Here is part two of my early childhood. We lived for quite some time in Berlin (East) until the Allied gave up the sectors with the exception of Russia. Now before that happened my parent made the decision to move to Kiel on the Baltic Sea where my Dad’s family was. 
Again, we found 2 rooms and kitchen, or what you could call a former kitchen in the wreckage of the after War, barely inhabitable, but others did not have it any different. So my very talented and creative parents made the best of it. 

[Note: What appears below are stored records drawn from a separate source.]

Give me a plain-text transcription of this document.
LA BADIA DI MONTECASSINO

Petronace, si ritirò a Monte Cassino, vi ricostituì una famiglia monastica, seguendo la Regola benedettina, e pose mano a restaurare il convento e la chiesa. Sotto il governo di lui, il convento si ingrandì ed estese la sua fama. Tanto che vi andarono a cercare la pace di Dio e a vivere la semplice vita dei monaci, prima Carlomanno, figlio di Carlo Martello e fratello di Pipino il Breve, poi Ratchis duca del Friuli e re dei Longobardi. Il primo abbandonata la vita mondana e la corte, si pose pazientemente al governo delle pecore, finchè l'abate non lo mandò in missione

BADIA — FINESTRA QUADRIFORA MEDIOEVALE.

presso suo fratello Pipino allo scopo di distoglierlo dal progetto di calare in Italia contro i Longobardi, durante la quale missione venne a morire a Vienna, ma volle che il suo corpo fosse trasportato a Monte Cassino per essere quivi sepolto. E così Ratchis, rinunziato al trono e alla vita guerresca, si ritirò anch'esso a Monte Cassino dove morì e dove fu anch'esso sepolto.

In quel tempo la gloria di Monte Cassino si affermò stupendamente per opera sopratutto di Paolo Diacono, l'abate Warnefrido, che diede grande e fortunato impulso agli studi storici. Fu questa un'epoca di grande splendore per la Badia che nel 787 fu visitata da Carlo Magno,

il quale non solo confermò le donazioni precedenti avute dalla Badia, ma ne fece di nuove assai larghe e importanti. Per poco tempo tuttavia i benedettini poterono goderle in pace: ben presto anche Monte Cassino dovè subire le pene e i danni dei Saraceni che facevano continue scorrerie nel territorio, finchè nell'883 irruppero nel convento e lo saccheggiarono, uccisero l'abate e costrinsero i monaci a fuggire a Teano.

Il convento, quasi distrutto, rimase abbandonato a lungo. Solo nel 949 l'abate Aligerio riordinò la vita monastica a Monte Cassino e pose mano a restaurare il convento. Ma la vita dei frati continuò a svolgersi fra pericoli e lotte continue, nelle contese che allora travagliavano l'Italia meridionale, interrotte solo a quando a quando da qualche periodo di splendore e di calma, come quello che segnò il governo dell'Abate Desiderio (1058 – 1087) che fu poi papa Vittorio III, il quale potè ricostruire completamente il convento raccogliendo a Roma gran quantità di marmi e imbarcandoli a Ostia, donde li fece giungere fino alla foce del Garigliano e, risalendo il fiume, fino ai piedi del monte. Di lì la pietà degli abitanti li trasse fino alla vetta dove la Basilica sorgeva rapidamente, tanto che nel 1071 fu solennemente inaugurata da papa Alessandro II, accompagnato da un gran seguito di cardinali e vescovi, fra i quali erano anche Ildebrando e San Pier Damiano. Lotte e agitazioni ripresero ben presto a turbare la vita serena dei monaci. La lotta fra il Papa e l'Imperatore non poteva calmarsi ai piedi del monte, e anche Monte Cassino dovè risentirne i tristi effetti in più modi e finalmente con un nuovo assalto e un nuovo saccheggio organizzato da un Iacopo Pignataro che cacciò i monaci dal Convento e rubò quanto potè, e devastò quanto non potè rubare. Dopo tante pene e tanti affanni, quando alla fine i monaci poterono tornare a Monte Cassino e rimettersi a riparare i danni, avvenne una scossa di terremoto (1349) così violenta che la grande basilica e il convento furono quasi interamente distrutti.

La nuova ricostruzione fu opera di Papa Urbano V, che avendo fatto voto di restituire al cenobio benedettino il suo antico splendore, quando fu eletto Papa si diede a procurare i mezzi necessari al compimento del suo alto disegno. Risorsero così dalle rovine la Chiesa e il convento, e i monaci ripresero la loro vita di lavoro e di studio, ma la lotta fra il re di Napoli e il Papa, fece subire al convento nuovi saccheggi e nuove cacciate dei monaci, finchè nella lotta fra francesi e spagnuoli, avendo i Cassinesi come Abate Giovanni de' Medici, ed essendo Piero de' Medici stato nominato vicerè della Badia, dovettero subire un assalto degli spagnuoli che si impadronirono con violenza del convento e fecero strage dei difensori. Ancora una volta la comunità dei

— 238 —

Newspaper in front of the cracked Window glass and blankets in addition at Winter time. It was an old building in a former affluent neighborhood but had nothing to show for it now. The left side of the apartment home was livable and Mom and Dad started scrunching some furniture from the rubble and ruins around us, Dad fixed them as best as he could. Mom went to look for 
dishes and silverware in the rubble that were usable and I remember eating my food from plates with a Haken Kreuz on them.
Discarded Soldiers Canteens were our soup bowls and Dad hammered the Soldiers helmets as flat as he could at the top so Mom could use them as pots. WE had a big pot belly stove in the former kitchen and heated with wood from the rubble around us. Dad heated up a brick for everyone of us to take to bed under the covers for warmth.


We were in Kiel and escaped before the Russian closed the borders and refused to get out like the French, American’s and Brits did.
So that was good. During World War II, Kiel’s importance grew. The town was where Germany’s deadly “Wolf Pack” of submarines was born, and the city became a major U-boat base and production center. The U-boat menace made Kiel a high-priority target for Allied bombers.


By the end of the war, the town had been pummeled so many times—there were almost 100 heavy raids on Kiel between 1940 and 1944—that 80 percent of the town’s buildings were destroyed and 167,000 people were homeless.was also bombed to shreds as this was the city containing the largest U-boat Ships building yard for Hitler's Regime.


Can you imagine?  Your whole world being changed in an instant.  Could you survive?